An extra layer of security is needed during lockdown
There are many situations that mandate the use of a virtual private network (VPN), as these tools are a way of extending the corporate network into the home office or a roaming situation.
VPNs enable users to send and receive data securely, as if they are sitting in the office.
"While using the VPN, you are secured through the organisation's controls," says Greg Griessel, technical solutions architect for cyber security, at Cisco. "The challenge, however, is that users are not always using one.”
He says there might be a situation where a user has just started up his or her machine, and is browsing through a few websites or checking emails, and hasn't yet managed to connect to the organisation with the VPN toolset.
“Users are vulnerable at that point in time because then they are 100% reliant on the controls that exist on the device that they are using,” he explains.
“Under a normal corporate situation, this might well be acceptable because the corporate policy has mandated that certain tools are installed on a user's machine that control security for them and prevent them from becoming infected.”
Users need to have a protection mechanism in place that covers situations when they are not on a VPNGreg Griessel, Cisco
However, this discounts user behaviour, Griessel explains. As people are currently driven to seek out news about the COVID-19 pandemic and are looking for updates on the number of new cases, for example, they can quite easily be tricked into clicking on links that they usually wouldn't click on.
This is why users need to have a protection mechanism in place that covers situations when they are not on a VPN, he says.
“Solutions such as Cisco Umbrella are key, as they protect users wherever they may be. It's a type of ‘follow me’ security protocol that lives on the endpoints that allows Cisco to hook into all the transactions that are happening from a Web and traffic point of view, and control those.”
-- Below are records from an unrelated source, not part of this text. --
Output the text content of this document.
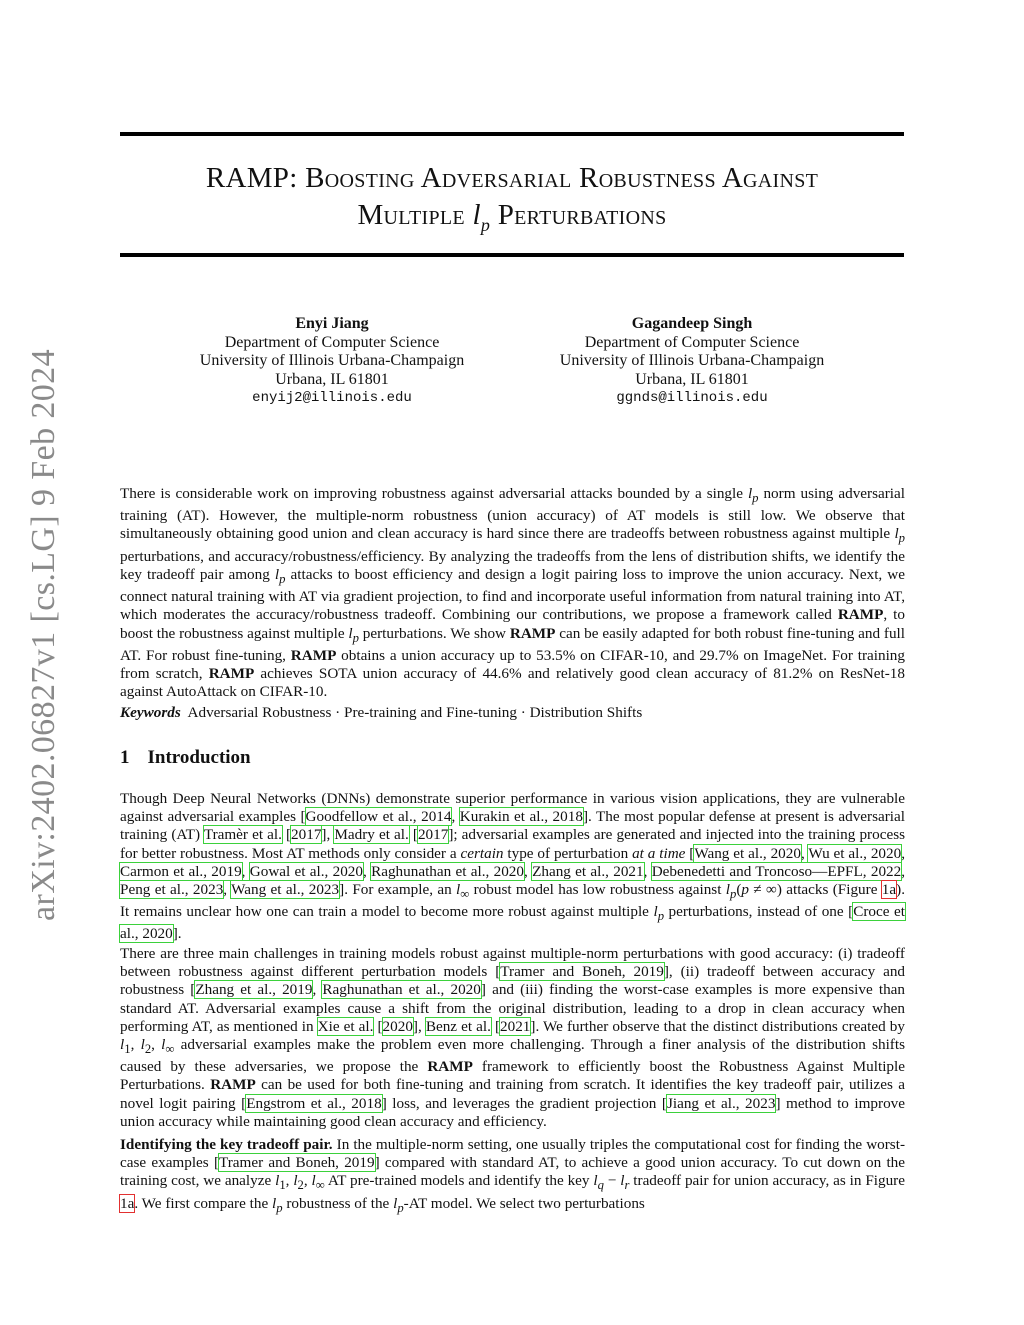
arXiv:2402.06827v1 [cs.LG] 9 Feb 2024
RAMP: Boosting Adversarial Robustness Against
Multiple $l_p$ Perturbations
Enyi Jiang
Department of Computer Science
University of Illinois Urbana-Champaign
Urbana, IL 61801
enyij2@illinois.edu
Gagandeep Singh
Department of Computer Science
University of Illinois Urbana-Champaign
Urbana, IL 61801
ggnds@illinois.edu

There is considerable work on improving robustness against adversarial attacks bounded by a single $l_p$ norm using adversarial training (AT). However, the multiple-norm robustness (union accuracy) of AT models is still low. We observe that simultaneously obtaining good union and clean accuracy is hard since there are tradeoffs between robustness against multiple $l_p$ perturbations, and accuracy/robustness/efficiency. By analyzing the tradeoffs from the lens of distribution shifts, we identify the key tradeoff pair among $l_p$ attacks to boost efficiency and design a logit pairing loss to improve the union accuracy. Next, we connect natural training with AT via gradient projection, to find and incorporate useful information from natural training into AT, which moderates the accuracy/robustness tradeoff. Combining our contributions, we propose a framework called RAMP, to boost the robustness against multiple $l_p$ perturbations. We show RAMP can be easily adapted for both robust fine-tuning and full AT. For robust fine-tuning, RAMP obtains a union accuracy up to 53.5% on CIFAR-10, and 29.7% on ImageNet. For training from scratch, RAMP achieves SOTA union accuracy of 44.6% and relatively good clean accuracy of 81.2% on ResNet-18 against AutoAttack on CIFAR-10.

Keywords Adversarial Robustness · Pre-training and Fine-tuning · Distribution Shifts
1 Introduction

Though Deep Neural Networks (DNNs) demonstrate superior performance in various vision applications, they are vulnerable against adversarial examples [Goodfellow et al., 2014, Kurakin et al., 2018]. The most popular defense at present is adversarial training (AT) Tramèr et al. [2017], Madry et al. [2017]; adversarial examples are generated and injected into the training process for better robustness. Most AT methods only consider a certain type of perturbation at a time [Wang et al., 2020, Wu et al., 2020, Carmon et al., 2019, Gowal et al., 2020, Raghunathan et al., 2020, Zhang et al., 2021, Debenedetti and Troncoso—EPFL, 2022, Peng et al., 2023, Wang et al., 2023]. For example, an $l_\infty$ robust model has low robustness against $l_p(p$ ≠ ∞) attacks (Figure 1a). It remains unclear how one can train a model to become more robust against multiple $l_p$ perturbations, instead of one [Croce et al., 2020].

There are three main challenges in training models robust against multiple-norm perturbations with good accuracy: (i) tradeoff between robustness against different perturbation models [Tramer and Boneh, 2019], (ii) tradeoff between accuracy and robustness [Zhang et al., 2019, Raghunathan et al., 2020] and (iii) finding the worst-case examples is more expensive than standard AT. Adversarial examples cause a shift from the original distribution, leading to a drop in clean accuracy when performing AT, as mentioned in Xie et al. [2020], Benz et al. [2021]. We further observe that the distinct distributions created by $l_1$, $l_2$, $l_\infty$ adversarial examples make the problem even more challenging. Through a finer analysis of the distribution shifts caused by these adversaries, we propose the RAMP framework to efficiently boost the Robustness Against Multiple Perturbations. RAMP can be used for both fine-tuning and training from scratch. It identifies the key tradeoff pair, utilizes a novel logit pairing [Engstrom et al., 2018] loss, and leverages the gradient projection [Jiang et al., 2023] method to improve union accuracy while maintaining good clean accuracy and efficiency.

Identifying the key tradeoff pair. In the multiple-norm setting, one usually triples the computational cost for finding the worst-case examples [Tramer and Boneh, 2019] compared with standard AT, to achieve a good union accuracy. To cut down on the training cost, we analyze $l_1$, $l_2$, $l_\infty$ AT pre-trained models and identify the key $l_q - l_r$ tradeoff pair for union accuracy, as in Figure 1a. We first compare the $l_p$ robustness of the $l_p-AT$ model. We select two perturbations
In this way, if a user inadvertently clicks on a link, Cisco will reference that link against the umbrella cloud system and check whether or not it is a valid Web site or perhaps a malicious Web site that is hosting malware, he explains.
In a situation where companies are experiencing tremendous volumes of data on VPN systems, they employ a technology called split tunnelling. In essence, split tunnelling enables the user to route some of their device or app traffic through the encrypted VPN tunnel while other devices or apps access the internet directly. This can pose a security risk because not all data traffic is going through the VPN tunnel, and therefore isn’t directed through a secure gateway. "To secure this, Cisco Umbrella acts as a gateway or an overarching service to prevent threats from reaching our customers.”
The final layer of security, he says, is threat intelligence. The threat intelligence behind Cisco products comes from Talos, a multi-national team that contributes information on new threats to the Cisco Collective Security Intelligence (CSI) ecosystem.
"This information is shared with multiple security solutions and vendors, providing a unified source of threat intelligence data that enables Cisco to protect at a moment’s notice."